In a bid to incentivise the use of a range of renewable energy technologies to produce heat, the UK Government launched the Renewable Heat Incentive programme. The programme provides both non-domestic and domestic operations with a quarterly payments for reducing dependence on fossil fuels. Meeting the strict criteria to collect payments can be daunting for anaerobic digestion plant operators. To ease reporting, Ricardo Energy & Environment recently launched a tool for plant operators.
Renewable Heat Incentive (RHI) are an incentive set up by the UK Government, and administered by Ofgem, to promote the use of renewable heat generation. The use of renewable heat generation is part of the government’s wider strategy to reduce the country’s carbon emission in line with international norms – which aim at a limit of warming to less than 2 C. The RHI provides incentives for both commercial as well as domestic provisions of renewable heat generation. Generators of heat energy that meet a range of criteria, are eligible to receive quarterly payments for an extended period, reflecting “the amount of clean, green renewable heat it’s estimated their system produces.”
While the system provides incentive to implement a range of technologies to reduce GHG emissions, the practical monitoring side of the generation process is relatively complex. Those seeking to receive quarterly benefits, must also provide quarterly reports that their biofuels and bioliquids operations meet Renewable Energy Directive (RED) emissions levels.
In a bid to support anaerobic digestion, Ricardo Energy & Environment in collaboration with plant operators has developed a new emissions reporting tool. Plant operators producing biomethane for injection already calculate their GHG emissions (using the RED methodology) – which must not exceed 34.8g of CO2 per megajoule (MJ) of input material. The reporting tool by Ricardo Energy & Environment now provides a simple means to accurately report emissions in line with regulatory requirements. The tool seeks to reduce the risk of non-compliance to and non-payment of RHI-related transactions.

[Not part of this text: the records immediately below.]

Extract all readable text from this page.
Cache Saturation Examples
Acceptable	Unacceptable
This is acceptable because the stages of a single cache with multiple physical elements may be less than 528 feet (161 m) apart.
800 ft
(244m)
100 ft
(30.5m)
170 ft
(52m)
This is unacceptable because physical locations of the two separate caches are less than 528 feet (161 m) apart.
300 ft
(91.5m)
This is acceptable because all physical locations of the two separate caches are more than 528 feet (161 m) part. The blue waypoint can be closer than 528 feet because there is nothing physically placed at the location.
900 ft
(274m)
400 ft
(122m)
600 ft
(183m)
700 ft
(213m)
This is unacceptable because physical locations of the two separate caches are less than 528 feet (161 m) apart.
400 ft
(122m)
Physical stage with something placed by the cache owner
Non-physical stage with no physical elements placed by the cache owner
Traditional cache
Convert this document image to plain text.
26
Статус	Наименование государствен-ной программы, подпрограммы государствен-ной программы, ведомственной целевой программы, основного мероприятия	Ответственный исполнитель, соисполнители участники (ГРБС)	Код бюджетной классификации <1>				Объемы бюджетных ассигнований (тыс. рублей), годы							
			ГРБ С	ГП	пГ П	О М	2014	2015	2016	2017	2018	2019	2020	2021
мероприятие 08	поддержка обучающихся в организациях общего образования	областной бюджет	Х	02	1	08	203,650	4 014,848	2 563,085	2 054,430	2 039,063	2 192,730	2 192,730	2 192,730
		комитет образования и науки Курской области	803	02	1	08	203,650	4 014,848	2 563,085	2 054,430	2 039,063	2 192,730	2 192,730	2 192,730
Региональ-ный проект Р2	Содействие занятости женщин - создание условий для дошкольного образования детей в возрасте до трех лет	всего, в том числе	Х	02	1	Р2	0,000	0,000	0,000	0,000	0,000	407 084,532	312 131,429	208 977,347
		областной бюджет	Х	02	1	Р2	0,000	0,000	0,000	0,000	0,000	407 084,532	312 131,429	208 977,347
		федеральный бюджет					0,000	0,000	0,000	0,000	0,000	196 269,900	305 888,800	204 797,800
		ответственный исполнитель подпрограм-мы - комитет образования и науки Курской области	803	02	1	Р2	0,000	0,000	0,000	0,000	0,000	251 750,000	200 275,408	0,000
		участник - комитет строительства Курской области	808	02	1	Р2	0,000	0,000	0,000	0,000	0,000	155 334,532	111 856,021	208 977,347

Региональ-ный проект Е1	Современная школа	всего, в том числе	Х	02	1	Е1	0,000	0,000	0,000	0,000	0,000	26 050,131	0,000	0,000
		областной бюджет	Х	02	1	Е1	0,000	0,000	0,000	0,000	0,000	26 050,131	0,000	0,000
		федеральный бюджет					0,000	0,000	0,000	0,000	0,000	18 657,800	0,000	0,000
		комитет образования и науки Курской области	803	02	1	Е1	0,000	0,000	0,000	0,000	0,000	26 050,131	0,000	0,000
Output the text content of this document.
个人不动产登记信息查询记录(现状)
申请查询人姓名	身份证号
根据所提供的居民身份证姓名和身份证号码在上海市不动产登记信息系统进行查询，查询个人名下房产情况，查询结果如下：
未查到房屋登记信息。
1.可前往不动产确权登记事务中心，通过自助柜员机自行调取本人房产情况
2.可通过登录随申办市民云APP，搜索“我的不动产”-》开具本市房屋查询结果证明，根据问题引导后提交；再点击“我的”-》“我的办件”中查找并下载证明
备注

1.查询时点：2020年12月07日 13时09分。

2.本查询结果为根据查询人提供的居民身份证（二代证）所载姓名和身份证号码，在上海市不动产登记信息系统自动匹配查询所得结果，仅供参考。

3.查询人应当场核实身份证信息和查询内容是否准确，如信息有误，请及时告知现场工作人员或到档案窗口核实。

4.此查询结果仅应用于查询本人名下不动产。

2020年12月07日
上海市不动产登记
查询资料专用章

In terms of technical specifications, the reporting platform is able to make calculations using 10 different feedstocks for each consignment, allows eight specific fertilisers to be used, as well as featuring recently produced Defra direct emissions from inorganic fertilisers within the UK’s specific environment.
Paul Maryan, Managing Consultant at Ricardo Energy & Environment, remarks, “When it came to calculating GHG emissions under the new scheme many of our colleagues working in anaerobic digestion felt like they were banging their heads against a brick wall. That is what motivated our team to produce a GHG calculator that simplified the process. Following the success of the first model launched in 2015 our new updated model further reduces the time it takes to produce quarterly reports while ensuring plant operators are fully compliant with UK energy regulations.”
Earlier this year Ricardo was commissioned by the EC to deliver a sustainable transport tool.